Figure 2.

Ribosomal occupancy profiles and the effect of stress and drug treatment. (A) Control yeast cells and cells treated with hydrogen peroxide (0.2 mM) in the presence or absence of 100 μg/ml cycloheximide in the media. Nucleotide position count is relative to start codon. (B) Ribosome occupancy profiles of yeast cells undergoing heat shock (42°C, 20 min). The peak appears only when cycloheximide is added to the medium. (C) None of the three tested stress types lead to a significant increase of ribosomes at the 5′ proximities of reading frames in the absence of cycloheximide. Refer to Figure 3A and B for additional details on amino acid starvation. (D and E) Concentration of cycloheximide in the medium affects the shape of the profile, pointing to a passive diffusion model of cycloheximide entering live cells.
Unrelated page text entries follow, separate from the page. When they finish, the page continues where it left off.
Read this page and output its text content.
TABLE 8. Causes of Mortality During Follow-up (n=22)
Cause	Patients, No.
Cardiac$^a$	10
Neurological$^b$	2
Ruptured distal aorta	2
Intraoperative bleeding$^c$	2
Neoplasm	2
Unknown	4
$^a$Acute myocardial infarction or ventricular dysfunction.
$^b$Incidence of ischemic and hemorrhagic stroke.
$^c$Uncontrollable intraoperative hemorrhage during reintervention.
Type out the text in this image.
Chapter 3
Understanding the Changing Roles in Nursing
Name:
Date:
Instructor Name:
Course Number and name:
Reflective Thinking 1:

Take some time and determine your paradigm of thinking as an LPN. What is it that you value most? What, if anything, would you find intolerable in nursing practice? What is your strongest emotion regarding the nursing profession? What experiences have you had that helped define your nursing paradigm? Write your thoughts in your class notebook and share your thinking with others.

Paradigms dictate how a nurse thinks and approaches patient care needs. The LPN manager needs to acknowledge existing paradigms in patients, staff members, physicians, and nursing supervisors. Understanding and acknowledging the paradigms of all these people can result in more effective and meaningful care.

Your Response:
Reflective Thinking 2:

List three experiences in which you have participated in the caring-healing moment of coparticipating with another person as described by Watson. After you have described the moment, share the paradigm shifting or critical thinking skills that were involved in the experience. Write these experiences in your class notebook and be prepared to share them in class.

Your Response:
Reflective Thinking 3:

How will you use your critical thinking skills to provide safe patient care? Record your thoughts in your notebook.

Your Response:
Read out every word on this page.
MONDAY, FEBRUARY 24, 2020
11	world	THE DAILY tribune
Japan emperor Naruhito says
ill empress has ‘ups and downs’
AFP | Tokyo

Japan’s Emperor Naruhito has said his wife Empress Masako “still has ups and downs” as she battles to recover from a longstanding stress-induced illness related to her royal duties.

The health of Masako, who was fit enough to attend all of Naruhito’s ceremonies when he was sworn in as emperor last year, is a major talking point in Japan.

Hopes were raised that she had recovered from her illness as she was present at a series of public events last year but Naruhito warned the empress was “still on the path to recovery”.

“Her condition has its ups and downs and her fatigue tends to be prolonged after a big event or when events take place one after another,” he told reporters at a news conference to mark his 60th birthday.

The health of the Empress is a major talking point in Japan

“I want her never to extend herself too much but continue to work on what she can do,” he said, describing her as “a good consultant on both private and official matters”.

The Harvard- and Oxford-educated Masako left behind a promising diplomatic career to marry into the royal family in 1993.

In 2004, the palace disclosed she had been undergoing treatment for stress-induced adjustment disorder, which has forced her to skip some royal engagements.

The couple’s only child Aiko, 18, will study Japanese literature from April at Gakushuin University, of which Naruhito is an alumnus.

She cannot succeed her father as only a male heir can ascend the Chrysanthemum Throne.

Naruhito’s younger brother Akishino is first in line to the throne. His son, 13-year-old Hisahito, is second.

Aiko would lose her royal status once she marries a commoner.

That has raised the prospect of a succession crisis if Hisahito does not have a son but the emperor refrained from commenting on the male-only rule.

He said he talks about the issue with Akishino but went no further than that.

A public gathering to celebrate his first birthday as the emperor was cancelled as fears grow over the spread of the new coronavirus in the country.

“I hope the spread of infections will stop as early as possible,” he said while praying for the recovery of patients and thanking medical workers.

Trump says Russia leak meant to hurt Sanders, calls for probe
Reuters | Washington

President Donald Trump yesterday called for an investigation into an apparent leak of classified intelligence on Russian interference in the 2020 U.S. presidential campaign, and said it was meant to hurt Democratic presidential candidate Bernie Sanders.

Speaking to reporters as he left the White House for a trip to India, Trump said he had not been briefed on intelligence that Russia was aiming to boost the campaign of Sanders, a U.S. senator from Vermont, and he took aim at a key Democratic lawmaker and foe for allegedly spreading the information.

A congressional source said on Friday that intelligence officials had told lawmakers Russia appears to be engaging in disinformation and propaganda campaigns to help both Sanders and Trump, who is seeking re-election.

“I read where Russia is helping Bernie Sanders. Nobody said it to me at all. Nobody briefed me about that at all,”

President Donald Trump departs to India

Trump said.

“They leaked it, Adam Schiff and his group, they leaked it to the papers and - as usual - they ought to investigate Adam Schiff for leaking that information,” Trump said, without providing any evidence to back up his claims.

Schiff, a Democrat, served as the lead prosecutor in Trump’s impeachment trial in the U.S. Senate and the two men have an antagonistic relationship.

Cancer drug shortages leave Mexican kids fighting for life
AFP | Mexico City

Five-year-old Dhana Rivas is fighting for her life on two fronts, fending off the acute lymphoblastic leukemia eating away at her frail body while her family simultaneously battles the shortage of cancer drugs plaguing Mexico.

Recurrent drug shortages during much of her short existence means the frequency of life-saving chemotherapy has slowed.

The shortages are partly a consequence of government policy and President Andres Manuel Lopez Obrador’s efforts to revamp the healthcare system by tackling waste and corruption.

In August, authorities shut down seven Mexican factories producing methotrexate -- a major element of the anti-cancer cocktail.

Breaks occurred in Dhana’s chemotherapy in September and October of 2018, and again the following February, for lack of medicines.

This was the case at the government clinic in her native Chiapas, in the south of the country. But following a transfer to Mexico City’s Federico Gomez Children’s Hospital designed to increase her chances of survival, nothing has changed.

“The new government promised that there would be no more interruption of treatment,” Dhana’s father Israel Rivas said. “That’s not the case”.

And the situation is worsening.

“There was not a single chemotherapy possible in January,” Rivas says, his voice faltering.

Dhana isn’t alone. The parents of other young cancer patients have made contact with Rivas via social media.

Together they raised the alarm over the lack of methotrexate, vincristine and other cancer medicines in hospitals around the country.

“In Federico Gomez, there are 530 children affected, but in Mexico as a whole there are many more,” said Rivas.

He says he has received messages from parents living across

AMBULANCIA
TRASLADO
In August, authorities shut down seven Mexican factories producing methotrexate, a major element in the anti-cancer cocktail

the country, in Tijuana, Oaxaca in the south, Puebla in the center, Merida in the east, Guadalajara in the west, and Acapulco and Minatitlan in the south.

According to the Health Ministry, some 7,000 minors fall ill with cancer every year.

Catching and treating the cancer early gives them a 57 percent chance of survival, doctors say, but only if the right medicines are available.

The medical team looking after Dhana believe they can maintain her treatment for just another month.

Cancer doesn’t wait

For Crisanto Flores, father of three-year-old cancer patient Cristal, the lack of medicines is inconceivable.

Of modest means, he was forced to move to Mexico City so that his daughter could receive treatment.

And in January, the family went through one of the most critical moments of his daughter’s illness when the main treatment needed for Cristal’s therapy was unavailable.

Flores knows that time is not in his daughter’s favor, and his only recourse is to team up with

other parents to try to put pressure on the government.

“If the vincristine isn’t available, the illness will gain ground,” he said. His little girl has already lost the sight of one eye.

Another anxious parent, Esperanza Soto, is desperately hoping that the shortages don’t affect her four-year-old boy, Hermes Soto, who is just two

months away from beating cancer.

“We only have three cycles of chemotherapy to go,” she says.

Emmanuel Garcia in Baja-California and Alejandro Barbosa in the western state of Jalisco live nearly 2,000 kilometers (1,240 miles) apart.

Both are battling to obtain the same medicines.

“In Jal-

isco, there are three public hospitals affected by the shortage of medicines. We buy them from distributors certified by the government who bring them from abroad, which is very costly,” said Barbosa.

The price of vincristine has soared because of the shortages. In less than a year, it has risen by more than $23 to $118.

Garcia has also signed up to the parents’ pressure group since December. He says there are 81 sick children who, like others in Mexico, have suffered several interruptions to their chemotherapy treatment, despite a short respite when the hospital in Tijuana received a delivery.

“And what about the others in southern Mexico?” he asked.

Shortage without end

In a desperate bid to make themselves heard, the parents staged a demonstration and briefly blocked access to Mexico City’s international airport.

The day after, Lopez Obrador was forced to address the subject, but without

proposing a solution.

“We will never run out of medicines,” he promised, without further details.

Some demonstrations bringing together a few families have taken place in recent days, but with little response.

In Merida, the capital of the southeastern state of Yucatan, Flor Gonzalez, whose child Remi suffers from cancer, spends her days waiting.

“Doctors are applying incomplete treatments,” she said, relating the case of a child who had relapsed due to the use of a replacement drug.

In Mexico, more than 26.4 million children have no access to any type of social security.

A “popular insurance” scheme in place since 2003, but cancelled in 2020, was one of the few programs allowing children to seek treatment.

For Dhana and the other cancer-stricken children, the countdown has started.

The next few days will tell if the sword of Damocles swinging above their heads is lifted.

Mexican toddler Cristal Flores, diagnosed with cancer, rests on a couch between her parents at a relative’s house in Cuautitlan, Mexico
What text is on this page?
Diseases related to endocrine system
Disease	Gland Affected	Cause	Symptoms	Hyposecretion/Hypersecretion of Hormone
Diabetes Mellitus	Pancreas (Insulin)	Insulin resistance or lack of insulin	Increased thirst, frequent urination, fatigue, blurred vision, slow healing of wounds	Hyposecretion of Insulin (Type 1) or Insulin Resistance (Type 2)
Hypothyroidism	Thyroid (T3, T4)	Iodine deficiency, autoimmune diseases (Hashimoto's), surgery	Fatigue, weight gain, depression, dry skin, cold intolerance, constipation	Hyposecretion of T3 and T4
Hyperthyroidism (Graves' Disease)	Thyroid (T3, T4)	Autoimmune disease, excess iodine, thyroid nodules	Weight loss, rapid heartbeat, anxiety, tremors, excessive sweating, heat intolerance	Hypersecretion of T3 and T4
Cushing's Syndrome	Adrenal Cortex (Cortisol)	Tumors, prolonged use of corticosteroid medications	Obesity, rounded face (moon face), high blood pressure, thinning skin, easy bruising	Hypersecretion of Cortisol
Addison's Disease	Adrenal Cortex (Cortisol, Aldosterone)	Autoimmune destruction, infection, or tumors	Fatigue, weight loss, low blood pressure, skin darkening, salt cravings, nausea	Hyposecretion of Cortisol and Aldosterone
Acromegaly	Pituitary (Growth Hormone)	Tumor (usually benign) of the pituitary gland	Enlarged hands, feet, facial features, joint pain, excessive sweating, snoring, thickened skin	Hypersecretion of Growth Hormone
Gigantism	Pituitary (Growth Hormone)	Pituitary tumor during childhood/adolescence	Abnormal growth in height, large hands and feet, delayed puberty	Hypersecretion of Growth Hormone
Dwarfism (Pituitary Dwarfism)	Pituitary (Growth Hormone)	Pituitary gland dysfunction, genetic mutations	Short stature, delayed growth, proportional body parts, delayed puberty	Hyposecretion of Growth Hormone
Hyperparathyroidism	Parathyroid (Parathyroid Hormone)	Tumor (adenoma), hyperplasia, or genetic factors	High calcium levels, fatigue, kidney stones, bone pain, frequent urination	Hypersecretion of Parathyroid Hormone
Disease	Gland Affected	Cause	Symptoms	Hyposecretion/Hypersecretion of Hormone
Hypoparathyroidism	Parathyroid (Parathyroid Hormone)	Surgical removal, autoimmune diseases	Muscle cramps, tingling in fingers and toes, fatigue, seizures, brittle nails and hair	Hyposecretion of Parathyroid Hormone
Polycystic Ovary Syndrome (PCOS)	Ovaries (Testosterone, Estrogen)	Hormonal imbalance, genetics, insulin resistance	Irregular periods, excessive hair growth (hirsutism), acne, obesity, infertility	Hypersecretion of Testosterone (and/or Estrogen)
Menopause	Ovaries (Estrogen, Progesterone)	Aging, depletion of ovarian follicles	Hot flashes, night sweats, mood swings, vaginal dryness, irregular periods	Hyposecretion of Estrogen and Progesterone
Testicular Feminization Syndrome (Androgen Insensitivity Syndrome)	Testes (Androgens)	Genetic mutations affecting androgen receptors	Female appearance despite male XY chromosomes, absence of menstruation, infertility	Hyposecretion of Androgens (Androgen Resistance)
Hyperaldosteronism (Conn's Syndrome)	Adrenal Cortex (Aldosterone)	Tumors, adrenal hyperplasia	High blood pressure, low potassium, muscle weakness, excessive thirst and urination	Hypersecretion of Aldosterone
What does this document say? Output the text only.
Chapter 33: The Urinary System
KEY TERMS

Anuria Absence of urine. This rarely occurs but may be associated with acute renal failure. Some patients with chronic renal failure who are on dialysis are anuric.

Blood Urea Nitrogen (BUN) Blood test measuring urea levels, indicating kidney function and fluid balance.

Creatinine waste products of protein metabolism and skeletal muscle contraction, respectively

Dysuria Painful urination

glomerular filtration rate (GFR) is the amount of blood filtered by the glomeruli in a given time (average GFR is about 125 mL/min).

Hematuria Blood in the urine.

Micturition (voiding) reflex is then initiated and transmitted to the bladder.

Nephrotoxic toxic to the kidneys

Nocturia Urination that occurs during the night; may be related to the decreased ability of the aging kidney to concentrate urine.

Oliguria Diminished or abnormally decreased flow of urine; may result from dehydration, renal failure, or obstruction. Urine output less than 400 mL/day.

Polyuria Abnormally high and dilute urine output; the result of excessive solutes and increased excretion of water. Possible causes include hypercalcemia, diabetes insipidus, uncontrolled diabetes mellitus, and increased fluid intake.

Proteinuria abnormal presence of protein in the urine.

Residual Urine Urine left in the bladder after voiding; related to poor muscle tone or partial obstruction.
Cells were grown in YPD medium in the absence of stress (D) or subjected to oxidative stress (0.2 mM hydrogen peroxide, 30 min) (E). Cycloheximide concentration does not immediately reach the threshold, under which all ribosomes are inhibited with 100% efficiency, instead increasing gradually. Therefore, following the treatment some ribosomes initiating translation continue protein synthesis until they encounter the drug, leading to a broad cumulative peak in the ribosomal occupancy profile.